M’zab Valley

Ghardaia, Algeria

Beni Isguen

Ksour of Beni Isguen seen from the Trans-Sahara Highway

Bounoura, Ghardaïa Province, Algeria

More than 90% of Algeria is desert, and very different both physically and culturally from the Mediterranean coastal region where most of Algeria’s large cities are located. Located in the northern part of the Algerian Sahara, the M’zab Valley is its own little world, with its own distinctive architecture and culture.

The historic towns of the M’zab – Ghardaia, Bounoura, Melika, Beni Isguen and El Atteuf – are sometimes described as a pentapolis, but these days it's getting hard to see them as five distinct towns. In a few years, they'll probably merge into a single sand-colored conurbation that runs all the way to the airport, 16 kilometers away. As elsewhere in Algeria, there’s a lot of new construction happening, with builders and the Algerian state trying to keep pace with a young and growing population.

The five towns are each centered on a walled citadel or ksour. The Mozabites – an Amazigh (Berber) people – would begin by constructing a mosque on the summit of a hill. The mosque doubled as both a place of worship and a fortified refuge, the minaret serving as a watchtower as needed. The new town then grew downwards from this center, spreading down the slopes of the hill and girdled by a defensive wall with gates that could be closed against enemies. As the town grew, a new ring of houses would be added, and a new wall built around them. If the congregation outgrew the original mosque, a new, larger mosque would be built lower down, so most of the towns have several of the distinctive, four-sided minarets typical of the area.

The houses are constructed of sand, clay and gypsum, and colored mostly in a range of sandy yellows or reddish browns, occasionally supplemented by pale blue. The minarets and watch towers that rise above the low houses are built of the same materials, and have an almost abstract appearance – crowned by odd finger-like pinnacles, one side angled against the prevailing winds, their flat sides pierced by narrow slit windows that also serve to reduce wind force on the structure.

The unique architecture is shaped by both climatic and social adaptations. The high walls and narrow alleys of the ksour are shaped and oriented to create cool breezes and protect residents against the full force of the desert sun. The thick walls of the houses keep the interiors cool during the day, while minimizing heat loss in winter or at night. Windows on the higher floors are placed to admit sunlight while still not permitting the sun to overheat the interiors. Even the wall surfaces are optimized to the desert climate: the wet plaster is stippled using date branches to make a chiaroscuro of patches of shadow, each patch trapping a tiny pool of cool air against the house wall to cool the interior.

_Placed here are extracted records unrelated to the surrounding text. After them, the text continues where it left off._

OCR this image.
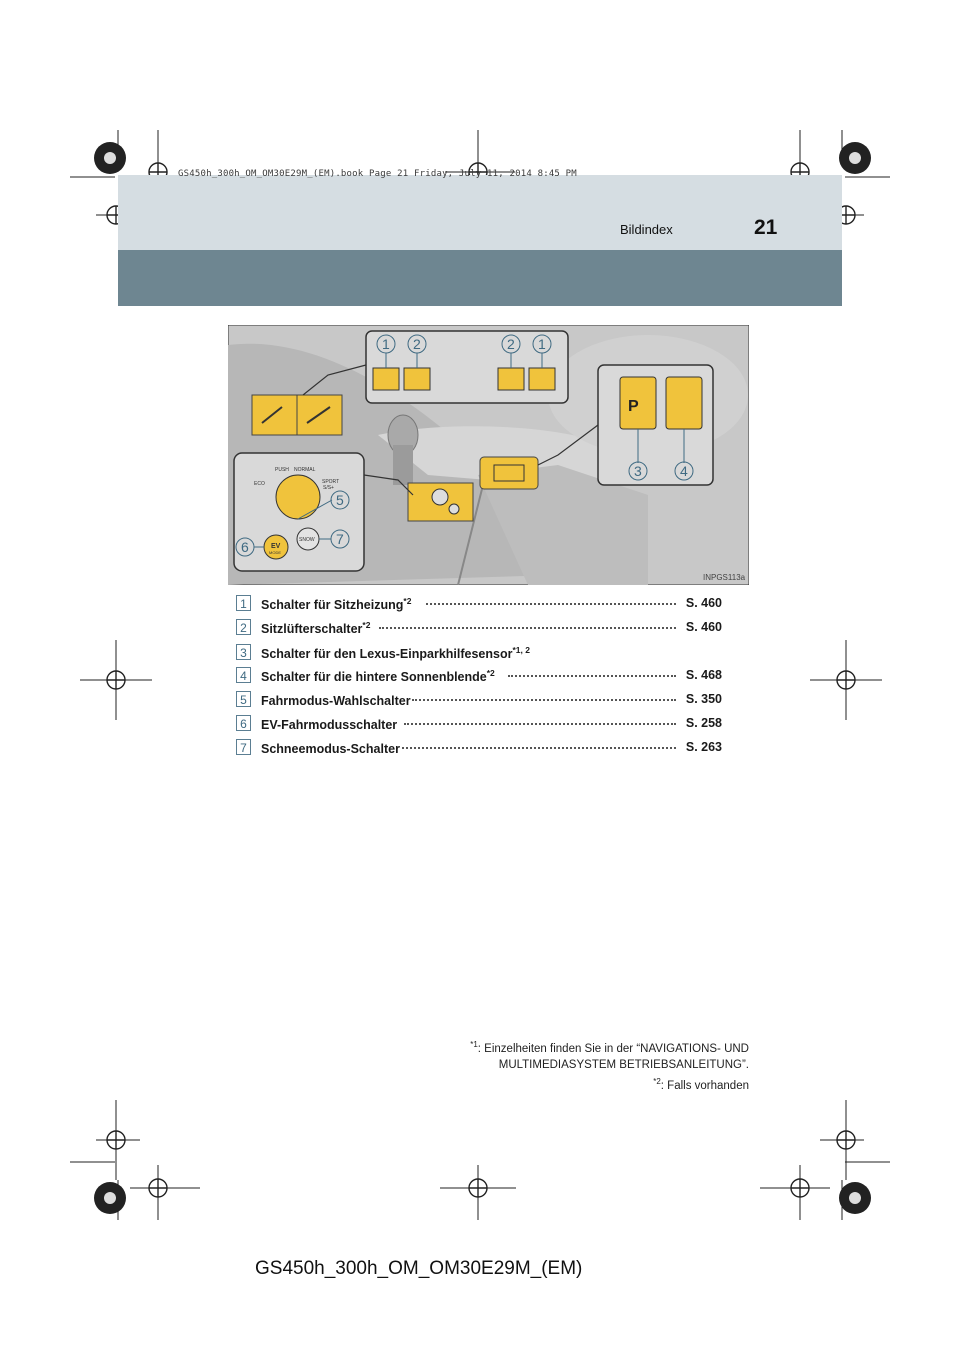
GS450h_300h_OM_OM30E29M_(EM).book Page 21 Friday, July 11, 2014 8:45 PM
Bildindex	21
P
PUSH NORMAL
ECO	SPORT
S/S+
EV
MODE
SNOW
1 2	2 1
3	4
5
6	7
INPGS113a
1	Schalter für Sitzheizung$^{*2}$	S. 460
2	Sitzlüfterschalter$^{*2}$	S. 460
3	Schalter für den Lexus-Einparkhilfesensor$^{*1, 2}$
4	Schalter für die hintere Sonnenblende$^{*2}$	S. 468
5	Fahrmodus-Wahlschalter	S. 350
6	EV-Fahrmodusschalter	S. 258
7	Schneemodus-Schalter	S. 263
$^{*1}$: Einzelheiten finden Sie in der “NAVIGATIONS- UND
MULTIMEDIASYSTEM BETRIEBSANLEITUNG”.
$^{*2}$: Falls vorhanden
GS450h_300h_OM_OM30E29M_(EM)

The social conventions of the Mozabites, who are Ibadi Muslims, also influenced the architecture. Any kind of ostentation on the outsides of the houses was discouraged, so that the dwellings of the rich and poor – who often lived side by side as neighbors – closely resemble each other. Privacy is another key virtue. Houses are of equal height, protecting the privacy of the residents by ensuring that no house overlooks another. The main doors of the houses are placed so as not to face each other or located in covered side alleys off the main street, reducing the chance of passers-by being able to look directly into the interior of the home if the door happens to be open. The doors themselves are often kept small, reducing the amount of palm wood needed for their construction: the slow-growing palm trees of the region provide food as well as building material, and help determine the water allocated to each landowner from the common reservoirs, so the decision to cut a tree is not taken lightly.

The architecture of the M’zab towns reveals a great deal about the people who built them. The ingenious climatic optimizations of both the towns and the houses within them are the mark of a desert people, keenly aware of what needed to be done to make life in a desert possible. And while the society within the walls of the ksour might be nominally consensus-driven and egalitarian (to some degree; this egalitarianism might not extend to male/female relations), it was also clearly a society on the defensive. The towns were fortified and guarded, equipped with watch towers whose outward-facing windows are narrow slits. The houses themselves were built as miniature fortresses, protecting above all the women of the household against the curiosity or bad intentions not just of raiders from the outside, but even from neighbors and other townsfolk.